Adding disquieting information to factors such as climate change, concerns about food safety and the need to reduce waste, the agro sector has been led to seek innovations to protect and improve the performance of the food chain.

And in recent years digital transformation in the field and in the supply chain already shows its effects. A recent study by Embrapa pointed out that 61% of rural producers already use smartphones and that the WhatsApp messaging application is the main means of communication in the rural area, with 96% adherence among those who access the internet.

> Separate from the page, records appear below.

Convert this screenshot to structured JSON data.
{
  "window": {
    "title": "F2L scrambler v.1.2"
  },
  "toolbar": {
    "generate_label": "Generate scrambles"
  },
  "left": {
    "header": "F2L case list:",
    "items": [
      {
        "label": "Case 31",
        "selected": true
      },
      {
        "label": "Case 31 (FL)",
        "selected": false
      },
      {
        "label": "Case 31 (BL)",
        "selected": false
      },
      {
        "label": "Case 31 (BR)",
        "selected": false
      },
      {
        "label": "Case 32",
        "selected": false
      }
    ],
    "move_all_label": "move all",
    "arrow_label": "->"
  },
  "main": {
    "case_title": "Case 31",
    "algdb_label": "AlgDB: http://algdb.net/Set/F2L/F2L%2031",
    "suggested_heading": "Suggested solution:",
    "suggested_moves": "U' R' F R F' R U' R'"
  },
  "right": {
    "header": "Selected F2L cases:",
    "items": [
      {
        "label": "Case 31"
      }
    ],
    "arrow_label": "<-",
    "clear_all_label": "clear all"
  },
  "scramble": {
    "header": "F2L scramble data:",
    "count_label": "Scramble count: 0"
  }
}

In the midst of connectivity, artificial intelligence is constantly emerging as part of the technological evolution of this market. To assist farmers' decision-making, even small and medium-sized ones, researchers have been developing and putting in place tools that combine climate information - including historical data, current data and weather forecasting models - with crop metrics to provide access to forecasts more accurate and contribute to increased production and profitability using precision farming.

Through these platforms, which evaluate data in an electronic field record and use systems such as Blockchain, farmers can even work together with institutions such as food companies, grain processors, or distributors of products to leverage insights and build strategies.

These tools can also help to track crops, as well as understand the environmental, climatic and biological conditions of plants with good or poor yields, and thus improve irrigation management, pest and disease risk analysis, and compare subsets of similar fields.

In practice
In summary, these technologies may be the key, for example, for a cattle breeding company to eliminate certain fungi from feed grains or to identify best practices of crop irrigation for farmers to use in areas affected by drought.

They can also help produce the perfect fries for a fast food chain that needs longer potatoes - not longer. Or a brewer to produce a more affordable gourmet product by growing a higher quality barley that meets the standard required to become malted barley.

It is noteworthy that even if our advances are large, we still have much to explore and expand with the help of field sensing - an average farm generates about 500,000 data points per day and the goal is for them to grow to 4 million points by 2036.